Мимо проезжает почти пустой омнибус с рекламными плакатами по бокам, на которых изображены большие зеленые огурцы. Жали, которому известна только плоская раскраска и неведома объемная живопись, принимает их за настоящие корнишоны (что говорит о том, насколько все вокруг для него — ловушка или сюрприз). Выбившись из сил, непривычный к ходьбе пешком и к тяжелому европейскому платью, Жали поднимается на империал. Он дрожит без пальто от холода и тянет на себя глянцевые занавески омнибуса. Он проезжает мимо бедных кварталов, где освещены только витрины торговцев бананами и конфетами; сквозь матовые стекла окон пабов и бистро можно видеть их внутреннее убранство, состоящее из одних бочонков, а трактиры для простонародья разделены перегородками, как в китайских гостиницах, и там едят мясо, откусывая его зубами.
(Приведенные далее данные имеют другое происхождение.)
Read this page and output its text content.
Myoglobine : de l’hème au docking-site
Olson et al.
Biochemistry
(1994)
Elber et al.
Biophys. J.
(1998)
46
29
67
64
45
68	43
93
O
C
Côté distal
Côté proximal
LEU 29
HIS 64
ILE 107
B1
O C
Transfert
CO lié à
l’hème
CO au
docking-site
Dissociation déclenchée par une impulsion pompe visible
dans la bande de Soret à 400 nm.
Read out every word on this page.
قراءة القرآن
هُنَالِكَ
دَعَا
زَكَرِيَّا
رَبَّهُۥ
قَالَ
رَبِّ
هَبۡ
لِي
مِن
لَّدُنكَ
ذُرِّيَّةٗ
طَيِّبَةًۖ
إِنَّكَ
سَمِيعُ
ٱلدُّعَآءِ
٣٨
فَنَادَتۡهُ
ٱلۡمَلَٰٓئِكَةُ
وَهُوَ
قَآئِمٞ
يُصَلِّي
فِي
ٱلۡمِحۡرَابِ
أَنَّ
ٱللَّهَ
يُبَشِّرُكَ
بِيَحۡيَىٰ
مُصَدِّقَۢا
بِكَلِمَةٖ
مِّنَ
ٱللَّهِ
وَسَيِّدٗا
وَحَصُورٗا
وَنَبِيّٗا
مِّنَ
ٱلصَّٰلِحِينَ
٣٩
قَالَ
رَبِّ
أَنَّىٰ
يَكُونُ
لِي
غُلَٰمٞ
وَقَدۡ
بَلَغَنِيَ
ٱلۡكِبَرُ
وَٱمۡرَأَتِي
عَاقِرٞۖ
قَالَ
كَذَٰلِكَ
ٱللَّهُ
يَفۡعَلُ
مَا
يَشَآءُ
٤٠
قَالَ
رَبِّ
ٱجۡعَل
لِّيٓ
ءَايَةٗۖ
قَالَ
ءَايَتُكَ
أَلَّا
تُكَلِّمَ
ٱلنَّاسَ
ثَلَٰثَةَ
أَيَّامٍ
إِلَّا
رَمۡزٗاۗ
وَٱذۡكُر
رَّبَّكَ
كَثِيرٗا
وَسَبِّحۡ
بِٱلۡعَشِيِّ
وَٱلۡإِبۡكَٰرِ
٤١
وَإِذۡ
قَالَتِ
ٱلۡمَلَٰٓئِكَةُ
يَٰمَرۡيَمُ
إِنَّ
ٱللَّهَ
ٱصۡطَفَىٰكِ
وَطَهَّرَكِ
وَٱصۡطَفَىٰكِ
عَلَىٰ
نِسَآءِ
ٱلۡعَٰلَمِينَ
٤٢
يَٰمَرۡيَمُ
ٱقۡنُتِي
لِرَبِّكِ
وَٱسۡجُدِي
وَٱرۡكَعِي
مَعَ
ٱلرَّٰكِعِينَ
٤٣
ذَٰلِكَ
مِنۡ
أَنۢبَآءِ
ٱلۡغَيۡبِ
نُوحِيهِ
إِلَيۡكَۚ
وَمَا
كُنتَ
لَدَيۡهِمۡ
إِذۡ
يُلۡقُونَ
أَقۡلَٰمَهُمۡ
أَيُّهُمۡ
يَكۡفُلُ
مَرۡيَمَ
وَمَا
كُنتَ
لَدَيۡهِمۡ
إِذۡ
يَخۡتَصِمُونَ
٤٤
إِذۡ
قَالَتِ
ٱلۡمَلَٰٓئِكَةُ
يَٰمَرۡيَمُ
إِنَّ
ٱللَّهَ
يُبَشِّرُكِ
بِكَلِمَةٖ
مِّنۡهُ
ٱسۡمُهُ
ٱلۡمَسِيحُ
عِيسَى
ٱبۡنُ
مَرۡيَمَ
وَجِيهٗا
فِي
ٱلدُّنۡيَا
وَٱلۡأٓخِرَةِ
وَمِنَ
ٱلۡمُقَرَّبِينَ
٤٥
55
Доехав до конечной остановки, где-то в районе Ист-Энда, Жали вышел и сел на скамейку. Наследный принц Карастры вспомнил вдруг о своих женах, о своих мозаичных дворцах, о короле Индре. Чтобы попасть сюда, он пересек пространства, во много раз превышавшие те, о которых упоминалось в «Писаниях». Он больше не может так. Восточным людям недостает отнюдь не желания совершать великие дела, им недостает сил. На его ставшую тяжелой голову упали первые капли дождя. Скоро вода хлынула потоком как из крана, тротуары сделались блестящими. Но то, что он ощущал сейчас, было так же далеко от недовольства, как и от удовольствия. Он сам хотел этого. Он ни от чего не отрекается, наоборот. Просто у него теперь открылись глаза. И пусть западный мир идет навстречу ему…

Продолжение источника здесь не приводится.